Más bien, Viviana es de las que no le hacen caso a nada, como si la vida pasara a su lado y no la vieran. Es del tipo no hablo no existo no me interesa no quiero no me hace falta. Qué me está diciendo Roberto ¿Acaso no conozco a Vivi? Conocer a Vivi es decir que no hay nada para conocer.
—Vamos, a quién le vas a hacer creer que te relojeó —le digo.
—No sabés quién es. Yo tampoco, para serte franco. Pero ella reconoció que sacó la guita del cajero.
—¿Tenía la contraseña?
—Por supuesto.
—Y entonces qué le vas a decir. Vos estabas de acuerdo con ella.
—Eso fue antes de que se pusiera rara..., hace como tres semanas que aparece y desaparece, que duerme un día en la casa de los viejos, otro acá y otro en la de una amiga. Cómo no cambié la contraseña. Andaba lunática, no me hablaba.

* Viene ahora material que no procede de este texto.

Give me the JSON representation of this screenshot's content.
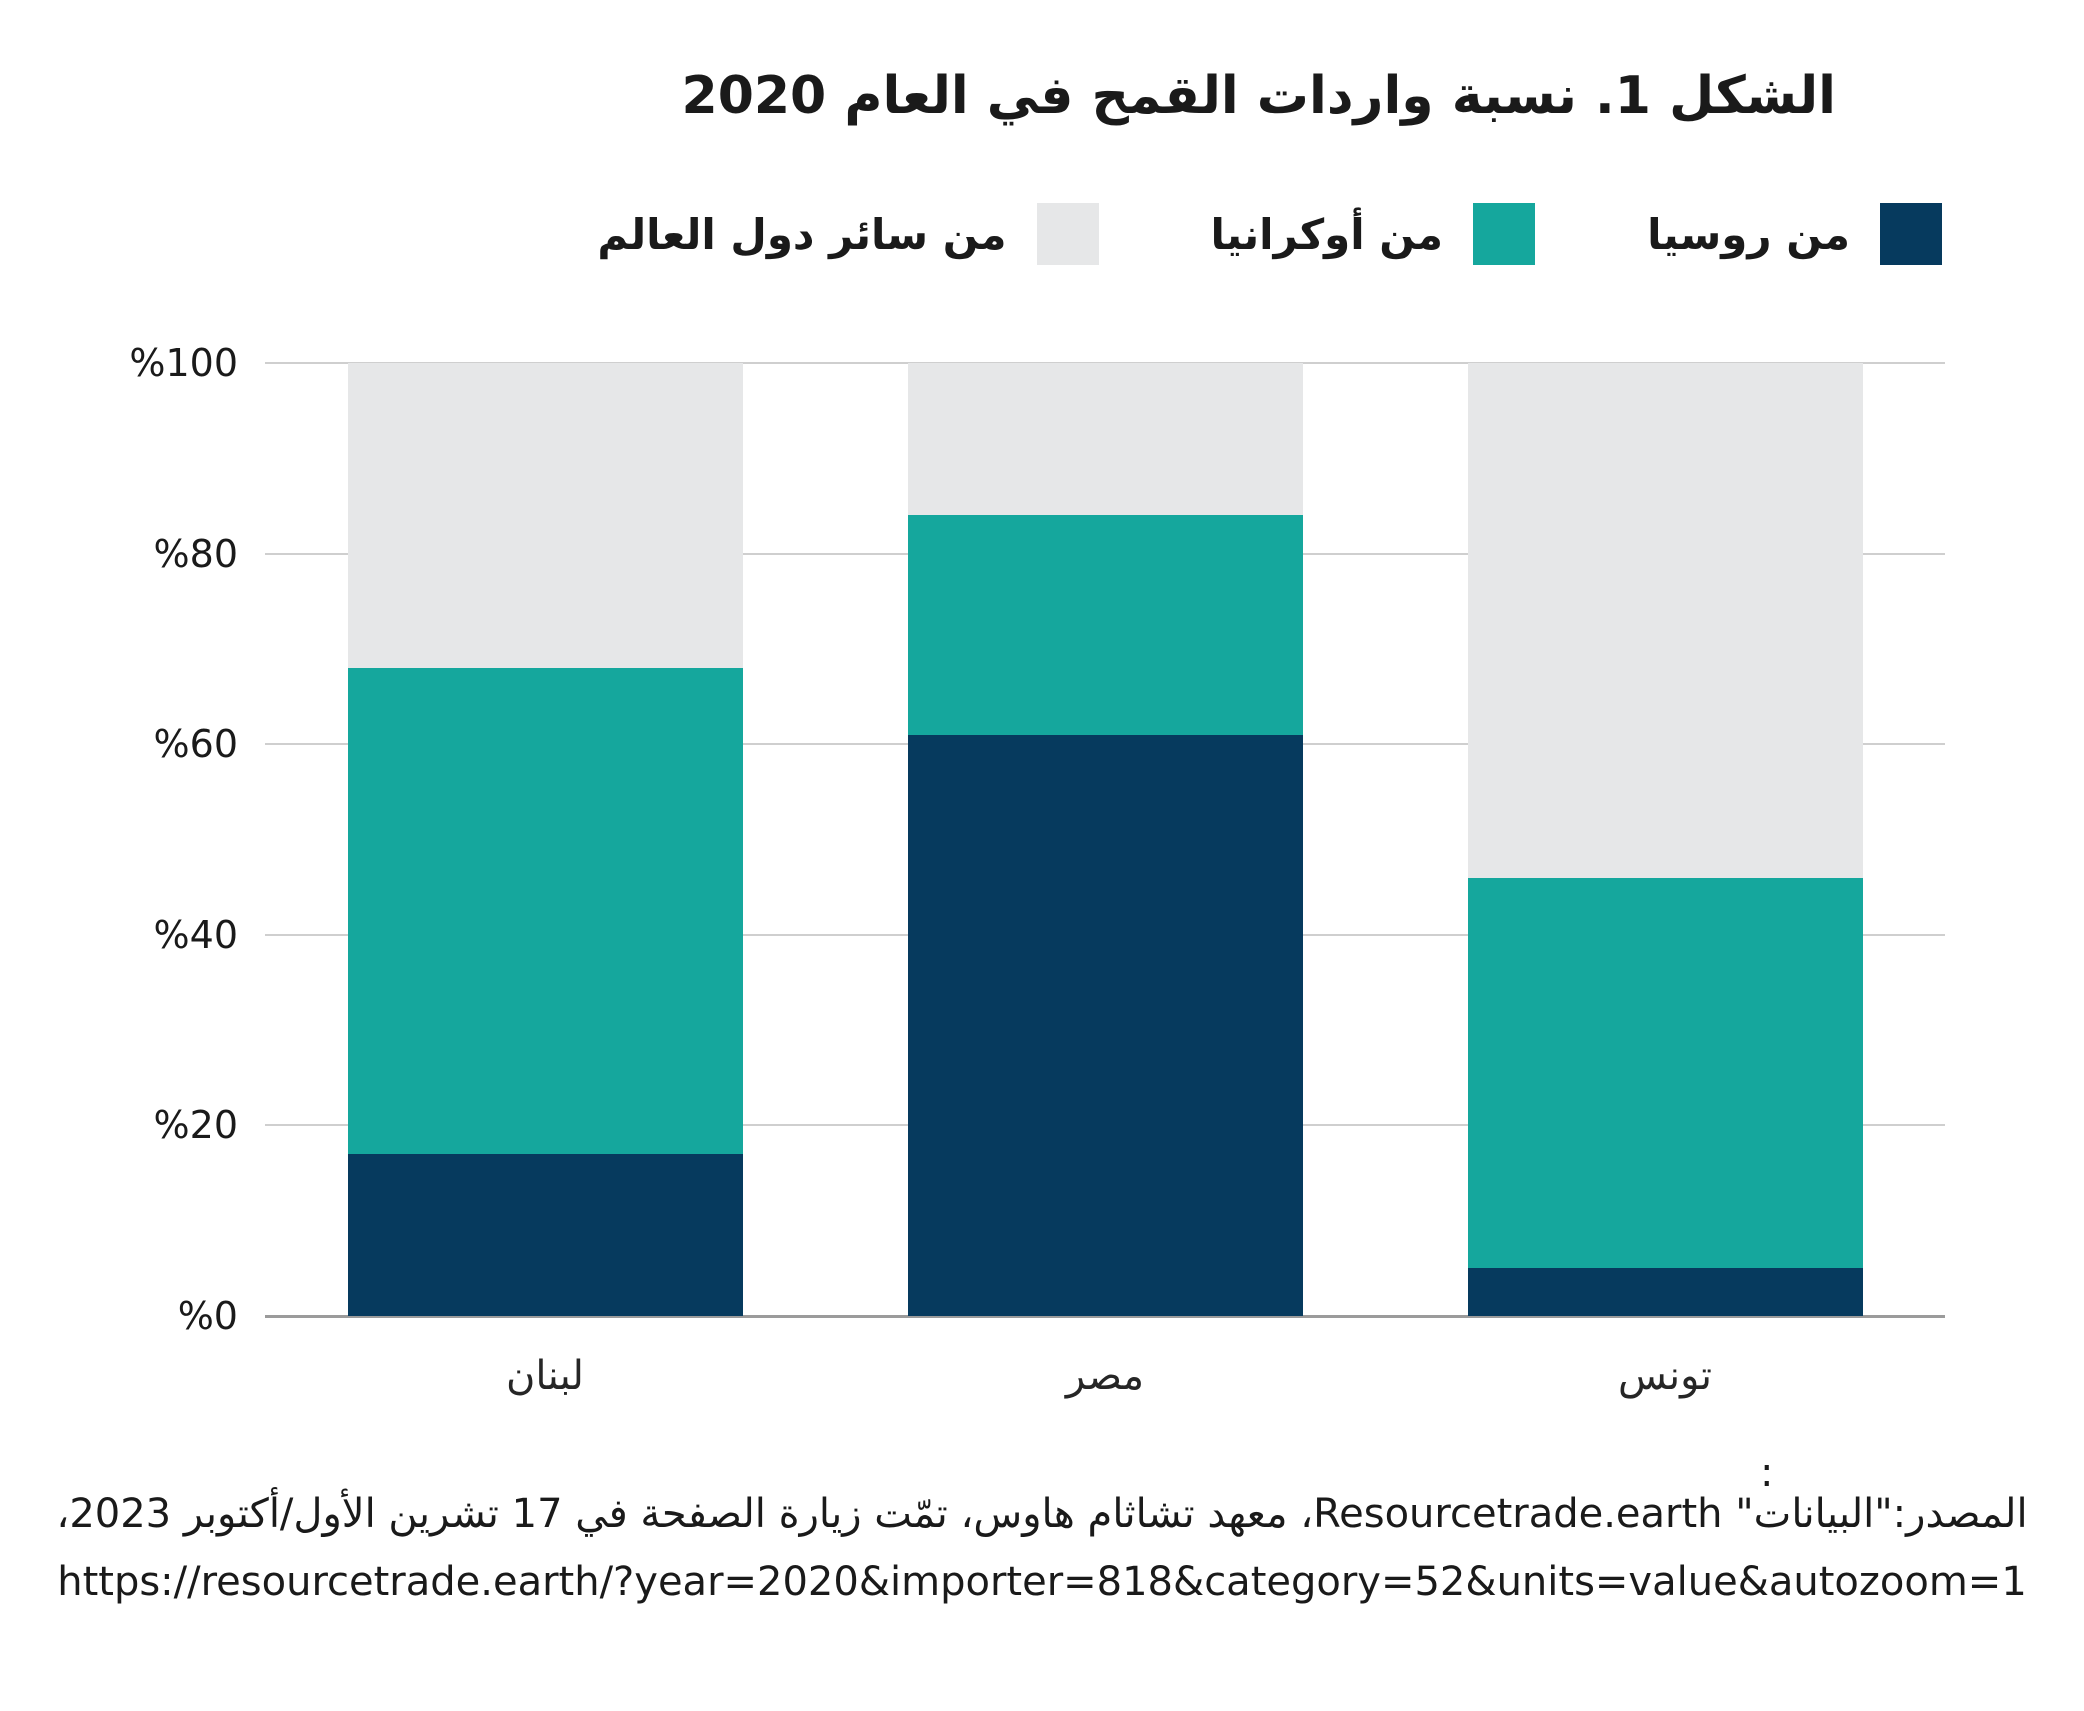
{
  "chart_data": {
    "type": "bar",
    "stacked": true,
    "rtl": true,
    "title": "الشكل 1. نسبة واردات القمح في العام 2020",
    "categories": [
      "لبنان",
      "مصر",
      "تونس"
    ],
    "series": [
      {
        "name": "من روسيا",
        "color": "#063a5e",
        "values": [
          17,
          61,
          5
        ]
      },
      {
        "name": "من أوكرانيا",
        "color": "#15a79d",
        "values": [
          51,
          23,
          41
        ]
      },
      {
        "name": "من سائر دول العالم",
        "color": "#e6e7e8",
        "values": [
          32,
          16,
          54
        ]
      }
    ],
    "xlabel": "",
    "ylabel": "",
    "ylim": [
      0,
      100
    ],
    "ytick_labels": [
      "%0",
      "%20",
      "%40",
      "%60",
      "%80",
      "%100"
    ],
    "grid": true,
    "legend_position": "top-right",
    "colors": {
      "gridline": "#cfcfcf",
      "axisline": "#9b9b9b",
      "text": "#1a1a1a"
    }
  },
  "footer": {
    "stray_colon": ":",
    "source": "المصدر:\"البيانات\" Resourcetrade.earth، معهد تشاثام هاوس، تمّت زيارة الصفحة في 17 تشرين الأول/أكتوبر 2023،",
    "url": "https://resourcetrade.earth/?year=2020&importer=818&category=52&units=value&autozoom=1"
  }
}
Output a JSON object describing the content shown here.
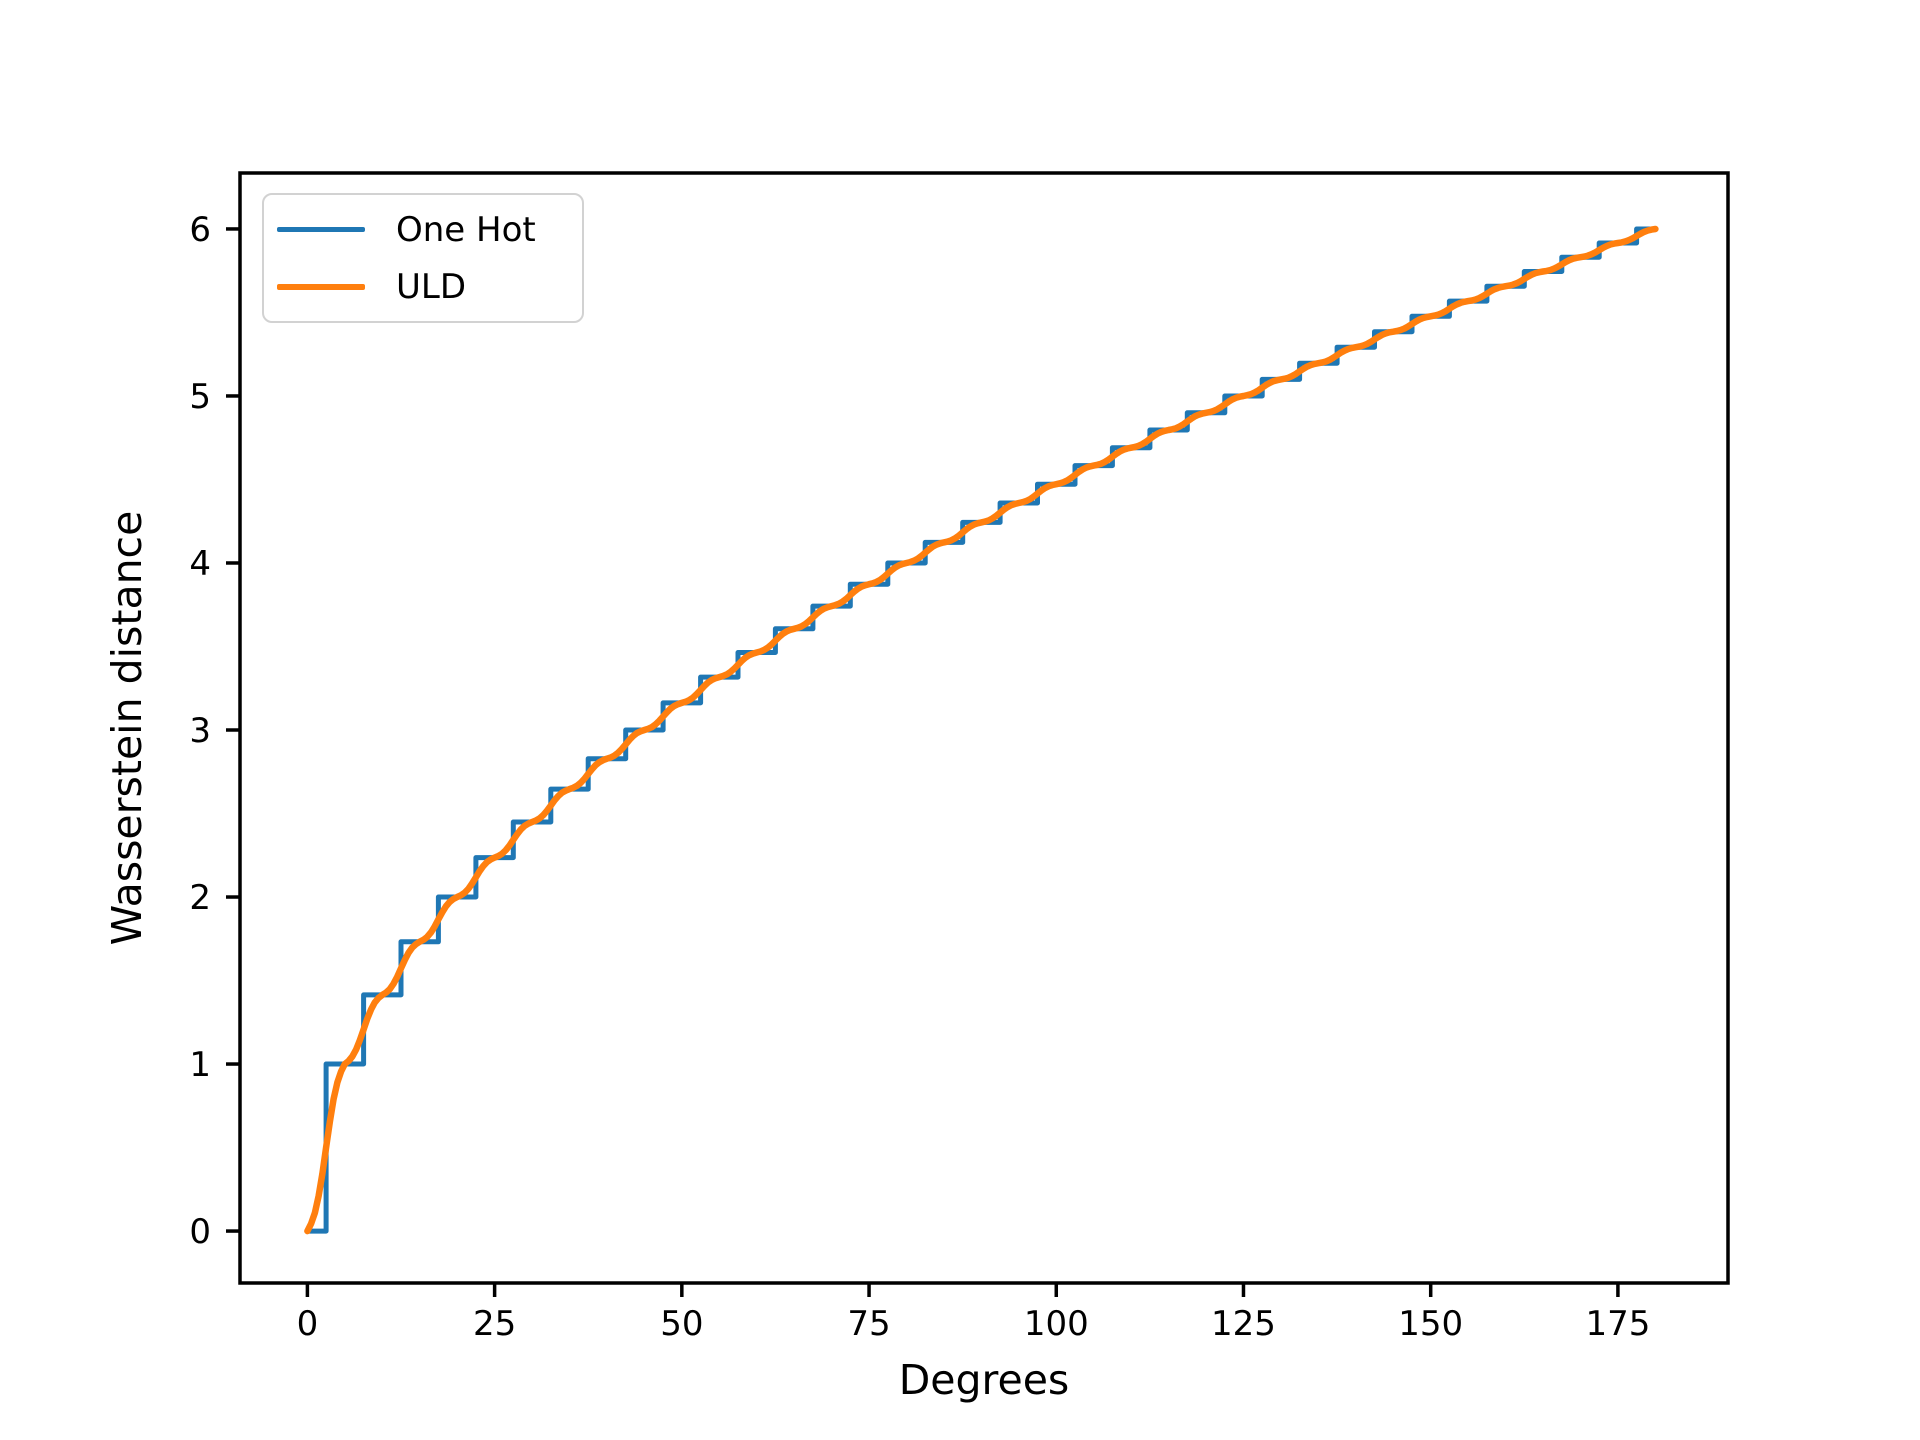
{
  "axes": {
    "xlabel": "Degrees",
    "ylabel": "Wasserstein distance"
  },
  "legend": {
    "position": "upper left",
    "items": [
      {
        "label": "One Hot",
        "color": "#1f77b4"
      },
      {
        "label": "ULD",
        "color": "#ff7f0e"
      }
    ]
  },
  "chart_data": {
    "type": "line",
    "title": "",
    "xlabel": "Degrees",
    "ylabel": "Wasserstein distance",
    "grid": false,
    "legend_position": "upper left",
    "xlim": [
      -9.0,
      189.7
    ],
    "ylim": [
      -0.311,
      6.335
    ],
    "x_ticks": [
      0,
      25,
      50,
      75,
      100,
      125,
      150,
      175
    ],
    "x_tick_labels": [
      "0",
      "25",
      "50",
      "75",
      "100",
      "125",
      "150",
      "175"
    ],
    "y_ticks": [
      0,
      1,
      2,
      3,
      4,
      5,
      6
    ],
    "y_tick_labels": [
      "0",
      "1",
      "2",
      "3",
      "4",
      "5",
      "6"
    ],
    "x": [
      0,
      5,
      10,
      15,
      20,
      25,
      30,
      35,
      40,
      45,
      50,
      55,
      60,
      65,
      70,
      75,
      80,
      85,
      90,
      95,
      100,
      105,
      110,
      115,
      120,
      125,
      130,
      135,
      140,
      145,
      150,
      155,
      160,
      165,
      170,
      175,
      180
    ],
    "series": [
      {
        "name": "One Hot",
        "color": "#1f77b4",
        "line_style": "step",
        "step_note": "plateau value sqrt(k) holds on [5k-2.5, 5k+2.5], transitions at 2.5+5k degrees",
        "values": [
          0,
          1,
          1.414,
          1.732,
          2,
          2.236,
          2.449,
          2.646,
          2.828,
          3,
          3.162,
          3.317,
          3.464,
          3.606,
          3.742,
          3.873,
          4,
          4.123,
          4.243,
          4.359,
          4.472,
          4.583,
          4.69,
          4.796,
          4.899,
          5,
          5.099,
          5.196,
          5.292,
          5.385,
          5.477,
          5.568,
          5.657,
          5.745,
          5.831,
          5.916,
          6
        ],
        "line_width": 5
      },
      {
        "name": "ULD",
        "color": "#ff7f0e",
        "line_style": "smooth",
        "ease_amplitude": 0.6,
        "values": [
          0,
          1,
          1.414,
          1.732,
          2,
          2.236,
          2.449,
          2.646,
          2.828,
          3,
          3.162,
          3.317,
          3.464,
          3.606,
          3.742,
          3.873,
          4,
          4.123,
          4.243,
          4.359,
          4.472,
          4.583,
          4.69,
          4.796,
          4.899,
          5,
          5.099,
          5.196,
          5.292,
          5.385,
          5.477,
          5.568,
          5.657,
          5.745,
          5.831,
          5.916,
          6
        ],
        "line_width": 6.5
      }
    ]
  }
}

Puteaba todo el tiempo por lo bajo, me decía que no quería responsabilidades y yo encima la calmaba. “Nada te ata, mi amor, sos libre como una mariposa”, “Voy a estar cuando me necesités”, “Nunca te pedí nada ni lo voy a hacer”, le decía. Qué idiota, por dios. Hasta que le pedí que tuviera el bebé. Y se fue.
Roberto, de pronto, lloraba sin contenerse.
—No por Viviana, esa bruja. Lloro por el bebé, yo quería ese bebé— me dice rasguñando el aire con las palabras.— Y se lo arrancó. Por eso me sacó la plata. Para pagar.
Dejo a Roberto en su llanto, en el amargo viaje hacia su dolor. Ya se calmará. No es tan grave después de todo. Bajo. Quiero dormir un rato. Este no es mi problema y ni siquiera me roza de cerca. Viviana está sobre el auto. Espera con la cabeza gacha. Linda mina. Ja. Linda minita se buscó mi amigo. Le hago seña con el brazo para que baje. Estoy por decirle que suba, pero cuando se acerca siento una punzada. No sé qué es ni dónde está. Dura sólo un instante, pero clava filamentos en zonas indeterminadas, me despoja de mis pensamientos y duele. Duele no sé dónde. Y estiro mi brazo en una trompada que echa a Viviana por el piso. Duele, aún duele, cuando la ayudo a levantarse. Ella esquiva mi mano en su brazo y se para sola, tocándose la mejilla que le golpeé. Le digo, poco convencido:
—Vamos a casa. Algún lugar para estar necesitás...
Me mira de otra forma, ahora.
—Vení —le digo sobándome el puño magullado—. Roberto no tiene por qué aguantarte justamente hoy. Pero ojo, si no me dejás dormir, sos boleta.